It may come as no surprise that states where startups traditionally thrive are also good for LGBT-owned businesses. After all, such states typically have good business networks, access to venture capital, and other forms of financing that are all important to fostering business growth.
But the National Gay & Lesbian Chamber of Commerce (NGLCC) found something else just as important is at play in the top five states for LGBT-owned small businesses: they’re being helped by much larger businesses in their area.
California, New York, Texas, Florida and Georgia contain roughly half of all businesses that have an LGBT ownership certification, according to an NGLCC report released Wednesday. While these are all top states for startups in general, they are also home to numerous Fortune 500 companies whose diversity programs encourage LGBT-certified businesses, among other minority-owned businesses, to become part of their supply chains.

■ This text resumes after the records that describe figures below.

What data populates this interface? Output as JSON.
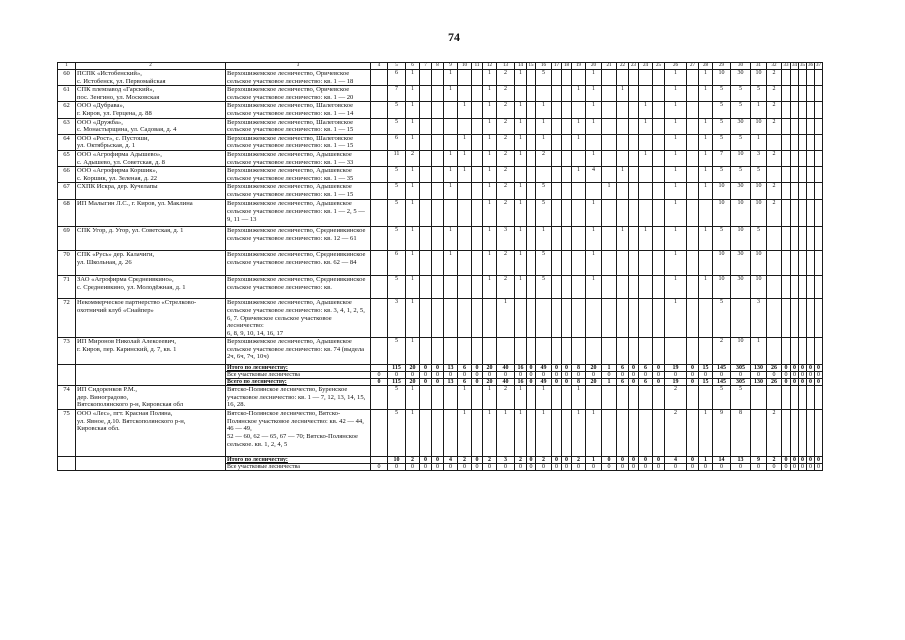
{
  "page_number": "74",
  "header_columns": [
    "1",
    "2",
    "3",
    "4",
    "5",
    "6",
    "7",
    "8",
    "9",
    "10",
    "11",
    "12",
    "13",
    "14",
    "15",
    "16",
    "17",
    "18",
    "19",
    "20",
    "21",
    "22",
    "23",
    "24",
    "25",
    "26",
    "27",
    "28",
    "29",
    "30",
    "31",
    "32",
    "33",
    "34",
    "35",
    "36",
    "37"
  ],
  "groups": [
    {
      "rows": [
        {
          "num": "60",
          "org": "ПСПК «Истобенский»,\nс. Истобенск, ул. Первомайская",
          "forestry": "Верхошижемское лесничество, Оричевское\nсельское участковое лесничество: кв. 1 — 18",
          "c": {
            "5": "6",
            "6": "1",
            "9": "1",
            "12": "1",
            "13": "2",
            "14": "1",
            "16": "5",
            "20": "1",
            "26": "1",
            "28": "1",
            "29": "10",
            "30": "30",
            "31": "10",
            "32": "2"
          }
        },
        {
          "num": "61",
          "org": "СПК племзавод «Гарский»,\nпос. Зенгино, ул. Московская",
          "forestry": "Верхошижемское лесничество, Оричевское\nсельское участковое лесничество: кв. 1 — 20",
          "c": {
            "5": "7",
            "6": "1",
            "9": "1",
            "12": "1",
            "13": "2",
            "19": "1",
            "20": "1",
            "22": "1",
            "26": "1",
            "28": "1",
            "29": "5",
            "30": "5",
            "31": "5",
            "32": "2"
          }
        },
        {
          "num": "62",
          "org": "ООО «Дубрава»,\nг. Киров, ул. Герцена, д. 88",
          "forestry": "Верхошижемское лесничество, Шалеговское\nсельское участковое лесничество: кв. 1 — 14",
          "c": {
            "5": "5",
            "6": "1",
            "10": "1",
            "12": "1",
            "13": "2",
            "14": "1",
            "16": "1",
            "20": "1",
            "24": "1",
            "26": "1",
            "29": "5",
            "30": "5",
            "31": "1",
            "32": "2"
          }
        },
        {
          "num": "63",
          "org": "ООО «Дружба»,\nс. Монастырщина, ул. Садовая, д. 4",
          "forestry": "Верхошижемское лесничество, Шалеговское\nсельское участковое лесничество: кв. 1 — 15",
          "c": {
            "5": "5",
            "6": "1",
            "12": "1",
            "13": "2",
            "14": "1",
            "16": "1",
            "19": "1",
            "20": "1",
            "24": "1",
            "26": "1",
            "28": "1",
            "29": "5",
            "30": "30",
            "31": "10",
            "32": "2"
          }
        },
        {
          "num": "64",
          "org": "ООО «Рост», с. Пустоши,\nул. Октябрьская, д. 1",
          "forestry": "Верхошижемское лесничество, Шалеговское\nсельское участковое лесничество: кв. 1 — 15",
          "c": {
            "5": "6",
            "6": "1",
            "10": "1",
            "12": "1",
            "13": "2",
            "14": "1",
            "16": "1",
            "19": "1",
            "26": "1",
            "28": "1",
            "29": "5",
            "30": "5",
            "31": "1"
          }
        },
        {
          "num": "65",
          "org": "ООО «Агрофирма Адышево»,\nс. Адышево, ул. Советская, д. 8",
          "forestry": "Верхошижемское лесничество, Адышевское\nсельское участковое лесничество: кв. 1 — 33",
          "c": {
            "5": "11",
            "6": "2",
            "9": "1",
            "10": "1",
            "12": "1",
            "13": "2",
            "14": "1",
            "16": "2",
            "20": "1",
            "24": "1",
            "26": "1",
            "28": "1",
            "29": "7",
            "30": "10",
            "31": "3",
            "32": "2"
          }
        },
        {
          "num": "66",
          "org": "ООО «Агрофирма Коршик»,\nс. Коршик, ул. Зеленая, д. 22",
          "forestry": "Верхошижемское лесничество, Адышевское\nсельское участковое лесничество: кв. 1 — 35",
          "c": {
            "5": "5",
            "6": "1",
            "9": "1",
            "10": "1",
            "12": "1",
            "13": "2",
            "19": "1",
            "20": "4",
            "22": "1",
            "26": "1",
            "28": "1",
            "29": "5",
            "30": "5",
            "31": "5"
          }
        },
        {
          "num": "67",
          "org": "СХПК Искра, дер. Кучелапы",
          "forestry": "Верхошижемское лесничество, Адышевское\nсельское участковое лесничество: кв. 1 — 15",
          "c": {
            "5": "5",
            "6": "1",
            "9": "1",
            "12": "1",
            "13": "2",
            "14": "1",
            "16": "5",
            "21": "1",
            "26": "1",
            "28": "1",
            "29": "10",
            "30": "30",
            "31": "10",
            "32": "2"
          }
        },
        {
          "num": "68",
          "org": "ИП Малыгин Л.С., г. Киров, ул. Маклина",
          "forestry": "Верхошижемское лесничество, Адышевское\nсельское участковое лесничество: кв. 1 — 2, 5 —\n9, 11 — 13",
          "c": {
            "5": "5",
            "6": "1",
            "12": "1",
            "13": "2",
            "14": "1",
            "16": "5",
            "20": "1",
            "26": "1",
            "29": "10",
            "30": "10",
            "31": "10",
            "32": "2"
          }
        },
        {
          "num": "69",
          "org": "СПК Угор, д. Угор, ул. Советская, д. 1",
          "forestry": "Верхошижемское лесничество, Среднеивкинское\nсельское участковое лесничество: кв. 12 — 61",
          "c": {
            "5": "5",
            "6": "1",
            "9": "1",
            "12": "1",
            "13": "3",
            "14": "1",
            "16": "1",
            "20": "1",
            "22": "1",
            "24": "1",
            "26": "1",
            "28": "1",
            "29": "5",
            "30": "10",
            "31": "5"
          }
        },
        {
          "num": "70",
          "org": "СПК «Русь» дер. Калачиги,\nул. Школьная, д. 26",
          "forestry": "Верхошижемское лесничество, Среднеивкинское\nсельское участковое лесничество. кв. 62 — 84",
          "c": {
            "5": "6",
            "6": "1",
            "9": "1",
            "12": "1",
            "13": "2",
            "14": "1",
            "16": "5",
            "20": "1",
            "26": "1",
            "29": "10",
            "30": "30",
            "31": "10"
          }
        },
        {
          "num": "71",
          "org": "ЗАО «Агрофирма Среднеивкино»,\nс. Среднеивкино, ул. Молодёжная, д. 1",
          "forestry": "Верхошижемское лесничество, Среднеивкинское\nсельское участковое лесничество: кв.",
          "c": {
            "5": "5",
            "6": "1",
            "12": "1",
            "13": "2",
            "14": "1",
            "16": "5",
            "20": "1",
            "26": "1",
            "28": "1",
            "29": "10",
            "30": "30",
            "31": "10"
          }
        },
        {
          "num": "72",
          "org": "Некоммерческое партнерство «Стрелково-\nохотничий клуб «Снайпер»",
          "forestry": "Верхошижемское лесничество, Адышевское\nсельское участковое лесничество: кв. 3, 4, 1, 2, 5,\n6, 7. Оричевское сельское участковое лесничество:\n6, 8, 9, 10, 14, 16, 17",
          "c": {
            "5": "3",
            "6": "1",
            "13": "1",
            "26": "1",
            "29": "5",
            "31": "3"
          }
        },
        {
          "num": "73",
          "org": "ИП Миронов Николай Алексеевич,\nг. Киров, пер. Каринский, д. 7, кв. 1",
          "forestry": "Верхошижемское лесничество, Адышевское\nсельское участковое лесничество: кв. 74 (выдела\n2ч, 6ч, 7ч, 10ч)",
          "c": {
            "5": "5",
            "6": "1",
            "29": "2",
            "30": "10",
            "31": "1"
          }
        }
      ],
      "totals": [
        {
          "label": "Итого по лесничеству:",
          "bold": true,
          "vals": [
            "",
            "115",
            "20",
            "0",
            "0",
            "13",
            "6",
            "0",
            "20",
            "40",
            "16",
            "0",
            "49",
            "0",
            "0",
            "8",
            "20",
            "1",
            "6",
            "0",
            "6",
            "0",
            "19",
            "0",
            "15",
            "145",
            "305",
            "130",
            "26",
            "0",
            "0",
            "0",
            "0",
            "0"
          ]
        },
        {
          "label": "Все участковые лесничества",
          "bold": false,
          "vals": [
            "0",
            "0",
            "0",
            "0",
            "0",
            "0",
            "0",
            "0",
            "0",
            "0",
            "0",
            "0",
            "0",
            "0",
            "0",
            "0",
            "0",
            "0",
            "0",
            "0",
            "0",
            "0",
            "0",
            "0",
            "0",
            "0",
            "0",
            "0",
            "0",
            "0",
            "0",
            "0",
            "0",
            "0"
          ]
        },
        {
          "label": "Всего по лесничеству:",
          "bold": true,
          "vals": [
            "0",
            "115",
            "20",
            "0",
            "0",
            "13",
            "6",
            "0",
            "20",
            "40",
            "16",
            "0",
            "49",
            "0",
            "0",
            "8",
            "20",
            "1",
            "6",
            "0",
            "6",
            "0",
            "19",
            "0",
            "15",
            "145",
            "305",
            "130",
            "26",
            "0",
            "0",
            "0",
            "0",
            "0"
          ]
        }
      ]
    },
    {
      "rows": [
        {
          "num": "74",
          "org": "ИП Сидоренков Р.М.,\nдер. Виноградово,\nВятскополянского р-н, Кировская обл",
          "forestry": "Вятско-Полянское лесничество, Буренское\nучастковое лесничество: кв. 1 — 7, 12, 13, 14, 15,\n16, 28.",
          "c": {
            "5": "5",
            "6": "1",
            "10": "1",
            "12": "1",
            "13": "2",
            "14": "1",
            "16": "1",
            "19": "1",
            "26": "2",
            "29": "5",
            "30": "5"
          }
        },
        {
          "num": "75",
          "org": "ООО «Лес», пгт. Красная Поляна,\nул. Явное, д.10. Вятскополянского р-н,\nКировская обл.",
          "forestry": "Вятско-Полянское лесничество, Вятско-\nПолянское участковое лесничество: кв. 42 — 44,\n46 — 49,\n52 — 60, 62 — 65, 67 — 70; Вятско-Полянское\nсельское. кв. 1, 2, 4, 5",
          "c": {
            "5": "5",
            "6": "1",
            "10": "1",
            "12": "1",
            "13": "1",
            "14": "1",
            "16": "1",
            "19": "1",
            "20": "1",
            "26": "2",
            "28": "1",
            "29": "9",
            "30": "8",
            "32": "2"
          }
        }
      ],
      "totals": [
        {
          "label": "Итого по лесничеству:",
          "bold": true,
          "vals": [
            "",
            "10",
            "2",
            "0",
            "0",
            "4",
            "2",
            "0",
            "2",
            "3",
            "2",
            "0",
            "2",
            "0",
            "0",
            "2",
            "1",
            "0",
            "0",
            "0",
            "0",
            "0",
            "4",
            "0",
            "1",
            "14",
            "13",
            "9",
            "2",
            "0",
            "0",
            "0",
            "0",
            "0"
          ]
        },
        {
          "label": "Все участковые лесничества",
          "bold": false,
          "vals": [
            "0",
            "0",
            "0",
            "0",
            "0",
            "0",
            "0",
            "0",
            "0",
            "0",
            "0",
            "0",
            "0",
            "0",
            "0",
            "0",
            "0",
            "0",
            "0",
            "0",
            "0",
            "0",
            "0",
            "0",
            "0",
            "0",
            "0",
            "0",
            "0",
            "0",
            "0",
            "0",
            "0",
            "0"
          ]
        }
      ]
    }
  ]
}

“The report shows a spike in activity in some of the major cities with historically strong LGBT communities as well as corporate headquarters of early adopters of LGBT-inclusive supply chains,” says Justin Nelson, president and co-founder of NGLCC.
The NGLCC has been certifying LGBT-owned businesses since 2004. In order to qualify for LGBT certification, a business must be at least 51% owned, managed or operated by an LGBT person, and the business must be independent from a larger non-LGBT owned business.
While certified LGBT-owned businesses represent a fraction of the 1.4 million LGBT-owned businesses in the U.S.–there are only about 900 of them–these businesses punch above their weight, at least for revenues. The average revenue for a certified LGBT company is $2.5 million. By comparison, more than half of small businesses reported revenues of $1 million or less, according to the 2015 data from the National Small Business Association.